The media, for their part, lapped up the narrative like hungry dogs. The propaganda campaign was so well-orchestrated that the vast influence of malevolent Russian bots became a given in the media and on the left, with outlets like the New York Times, Washington Post, and Mother Jones all reporting credulously on the group’s claims.

Part of what helped Hamilton 68’s disinformation take root in the political media was its “Advisory Council” — a bipartisan panel of supposedly respected American and international political figures. That council included Mike Chertoff, former Homeland Security Secretary, Toomas Ilves, former Estonian president, Bill Kristol, one-time editor of the late Weekly Standard magazine, Michael Morell, former CIA director, John Podesta, longtime aide to the Clinton and Obama families, among others. The public face of the organization was a former FBI agent named Clint Watts, billed as an expert on counterterrorism.

With such well credentialed advisors, Hamilton 68 conveyed the kind of establishment gravitas that Washington Post and New York Times writers flock toward. On the basis of Hamilton 68’s fraudulent system, which was reported on uncritically by dozens of journalists, the general message that eventually became enshrined in American political discourse, especially left-wing social media, was: “Russians want everything American conservatives want, so if you’re a conservative in America, you’re a Russian stooge.”

Here are some of the news stories Taibbi identified as being influenced by Hamilton 68’s phony dashboard:

As Taibbi noted, the Hamilton 68 fraud also infected American academic institutions, with several prestigious colleges and universities putting forward academics who parroted the group’s claims.

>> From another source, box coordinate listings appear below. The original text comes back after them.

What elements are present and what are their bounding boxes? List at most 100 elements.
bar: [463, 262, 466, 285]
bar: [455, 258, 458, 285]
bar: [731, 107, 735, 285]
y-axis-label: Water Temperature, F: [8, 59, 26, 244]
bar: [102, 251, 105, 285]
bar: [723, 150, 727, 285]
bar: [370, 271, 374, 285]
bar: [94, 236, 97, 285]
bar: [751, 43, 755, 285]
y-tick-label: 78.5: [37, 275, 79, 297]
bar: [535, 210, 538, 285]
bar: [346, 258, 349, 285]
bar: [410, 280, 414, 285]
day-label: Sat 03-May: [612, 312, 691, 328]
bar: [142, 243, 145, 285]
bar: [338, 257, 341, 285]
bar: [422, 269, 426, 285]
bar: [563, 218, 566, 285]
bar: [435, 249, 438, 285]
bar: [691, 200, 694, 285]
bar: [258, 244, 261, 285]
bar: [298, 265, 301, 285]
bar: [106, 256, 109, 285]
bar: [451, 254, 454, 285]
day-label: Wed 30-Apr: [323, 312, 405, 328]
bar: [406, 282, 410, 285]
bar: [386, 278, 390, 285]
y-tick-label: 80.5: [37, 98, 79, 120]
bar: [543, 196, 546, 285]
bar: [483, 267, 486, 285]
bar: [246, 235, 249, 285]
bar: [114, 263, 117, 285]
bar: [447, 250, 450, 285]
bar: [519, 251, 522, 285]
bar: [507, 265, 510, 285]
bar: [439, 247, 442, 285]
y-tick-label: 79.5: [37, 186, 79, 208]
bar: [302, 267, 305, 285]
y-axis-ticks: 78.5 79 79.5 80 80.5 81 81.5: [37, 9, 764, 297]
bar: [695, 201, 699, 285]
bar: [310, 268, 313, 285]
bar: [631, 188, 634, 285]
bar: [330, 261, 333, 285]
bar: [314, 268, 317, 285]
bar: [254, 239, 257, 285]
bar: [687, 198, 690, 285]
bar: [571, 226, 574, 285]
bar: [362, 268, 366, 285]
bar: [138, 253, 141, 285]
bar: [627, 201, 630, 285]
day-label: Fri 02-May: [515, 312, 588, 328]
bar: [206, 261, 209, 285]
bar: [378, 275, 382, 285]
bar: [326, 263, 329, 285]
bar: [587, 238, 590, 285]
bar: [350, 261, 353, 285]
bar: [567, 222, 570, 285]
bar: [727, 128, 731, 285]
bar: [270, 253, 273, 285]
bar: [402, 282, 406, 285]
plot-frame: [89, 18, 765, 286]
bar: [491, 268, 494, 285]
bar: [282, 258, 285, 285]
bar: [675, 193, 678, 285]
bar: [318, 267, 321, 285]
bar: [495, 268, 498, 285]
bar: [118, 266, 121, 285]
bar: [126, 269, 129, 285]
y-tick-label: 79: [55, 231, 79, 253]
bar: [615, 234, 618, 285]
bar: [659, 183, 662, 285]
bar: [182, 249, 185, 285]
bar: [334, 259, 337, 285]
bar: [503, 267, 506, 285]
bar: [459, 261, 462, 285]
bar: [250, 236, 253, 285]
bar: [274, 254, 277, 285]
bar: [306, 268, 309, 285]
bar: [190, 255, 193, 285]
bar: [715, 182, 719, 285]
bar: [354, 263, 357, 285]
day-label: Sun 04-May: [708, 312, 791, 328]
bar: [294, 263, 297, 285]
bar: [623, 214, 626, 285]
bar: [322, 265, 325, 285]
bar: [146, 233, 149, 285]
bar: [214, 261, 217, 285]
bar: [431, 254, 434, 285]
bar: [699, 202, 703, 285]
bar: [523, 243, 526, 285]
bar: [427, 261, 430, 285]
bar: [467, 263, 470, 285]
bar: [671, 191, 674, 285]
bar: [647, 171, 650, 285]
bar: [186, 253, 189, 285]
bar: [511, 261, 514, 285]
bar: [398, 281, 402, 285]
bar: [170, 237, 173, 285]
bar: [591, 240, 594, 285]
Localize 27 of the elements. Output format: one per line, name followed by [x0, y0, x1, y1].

In their public facing material, Hamilton 68 claimed that it had identified a secret network of 600 Russian bots, and that it could use these accounts to measure in which direction the Kremlin was trying to steer American political conversations.

“[T]here is no evidence to support the statement that the dashboard is a finger on the pulse of Russian information ops,” Roth said in a private message.

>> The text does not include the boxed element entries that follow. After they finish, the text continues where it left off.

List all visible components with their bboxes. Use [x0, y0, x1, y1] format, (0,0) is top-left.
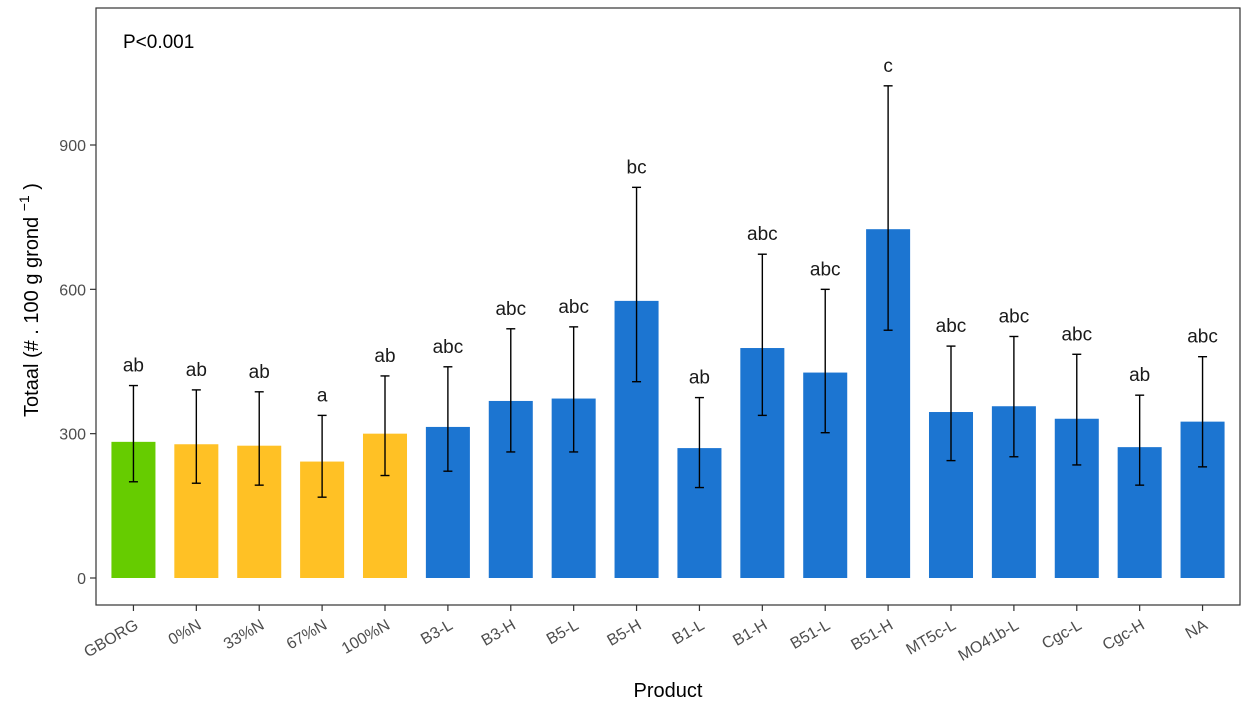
error-bar — [820, 288, 830, 434]
error-bar — [443, 366, 453, 472]
error-bar — [317, 414, 327, 498]
significance-label: a — [317, 385, 328, 406]
error-bar — [506, 328, 516, 453]
x-tick-label: NA — [1183, 617, 1211, 643]
x-tick-label: GBORG — [81, 617, 141, 662]
x-tick-label: Cgc-H — [1100, 617, 1148, 654]
error-bars-layer — [128, 85, 1208, 498]
error-bar — [883, 85, 893, 331]
x-tick-label: 33%N — [221, 617, 267, 654]
significance-label: abc — [810, 259, 841, 280]
error-bar — [254, 391, 264, 486]
error-bar — [1135, 394, 1145, 486]
significance-label: abc — [1187, 327, 1218, 348]
x-tick-label: MO41b-L — [956, 617, 1022, 665]
x-tick-label: 0%N — [166, 617, 205, 649]
x-tick-label: B1-H — [730, 617, 770, 650]
x-axis: GBORG 0%N 33%N 67%N 100%N B3-L B3-H B5-L B5-H B1-… — [81, 605, 1211, 665]
significance-label: bc — [627, 157, 647, 178]
error-bar — [946, 345, 956, 462]
significance-label: abc — [495, 299, 526, 320]
y-tick-label: 900 — [59, 138, 86, 155]
significance-label: ab — [374, 346, 395, 367]
error-bar — [1072, 353, 1082, 466]
x-tick-label: B5-L — [544, 617, 582, 649]
significance-label: ab — [249, 362, 270, 383]
x-tick-label: MT5c-L — [904, 617, 960, 659]
x-tick-label: B3-L — [418, 617, 456, 649]
error-bar — [380, 375, 390, 477]
significance-label: abc — [747, 224, 778, 245]
error-bar — [757, 253, 767, 417]
y-axis-title-main: Totaal (# . 100 g grond — [21, 217, 43, 417]
y-tick-label: 300 — [59, 427, 86, 444]
significance-label: abc — [999, 306, 1030, 327]
y-axis-title: Totaal (# . 100 g grond −1 ) — [12, 183, 43, 417]
significance-label: abc — [1061, 324, 1092, 345]
significance-label: ab — [186, 360, 207, 381]
x-tick-label: 67%N — [284, 617, 330, 654]
x-tick-label: 100%N — [339, 617, 393, 658]
error-bar — [1009, 335, 1019, 458]
panel-border — [95, 7, 1241, 606]
error-bar — [128, 384, 138, 483]
significance-label: abc — [936, 316, 967, 337]
y-tick-label: 600 — [59, 282, 86, 299]
significance-label: c — [883, 56, 893, 77]
p-value-annotation: P<0.001 — [123, 32, 194, 53]
x-tick-label: B5-H — [604, 617, 644, 650]
significance-labels-layer: ab ab ab a ab abc abc abc bc ab abc abc c abc abc abc ab… — [123, 56, 1218, 407]
significance-label: ab — [123, 356, 144, 377]
y-tick-label: 0 — [77, 571, 86, 588]
error-bar — [191, 389, 201, 484]
x-tick-label: B51-L — [788, 617, 834, 653]
error-bar — [694, 396, 704, 489]
x-tick-label: B3-H — [479, 617, 519, 650]
error-bar — [632, 186, 642, 383]
y-axis-title-exponent: −1 — [16, 195, 32, 211]
significance-label: ab — [1129, 365, 1150, 386]
x-tick-label: B51-H — [848, 617, 896, 654]
x-tick-label: B1-L — [670, 617, 708, 649]
error-bar — [1198, 355, 1208, 468]
significance-label: ab — [689, 368, 710, 389]
significance-label: abc — [558, 297, 589, 318]
error-bar — [569, 326, 579, 453]
x-axis-title: Product — [634, 680, 703, 702]
bars-layer — [111, 229, 1225, 578]
significance-label: abc — [433, 337, 464, 358]
y-axis: 0 300 600 900 — [59, 138, 96, 588]
y-axis-title-close: ) — [21, 183, 43, 190]
x-tick-label: Cgc-L — [1039, 617, 1085, 653]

Another employee concluded: “Hardly illuminating a massive influence operation.”

In fact, according to Taibbi’s investigation, the accounts monitored by Hamilton 68 were mostly human-run, and mostly by Americans, Canadians, and British citizens.

“Real people need to know they’ve been unilaterally labeled Russian stooges without evidence or recourse,” Roth wrote.

Yet, for some reason, Twitter never spoke out publicly about the fraudulent disinformation op Hamilton 68 was running to undermine Trump and the Republican Party generally.

Why didn’t Twitter expose the fraud?

Emails obtained by Taibbi suggest the company feared getting into confrontation with the “Alliance for Securing Democracy,” the shadowy, well-connected parent group of Hamilton 68.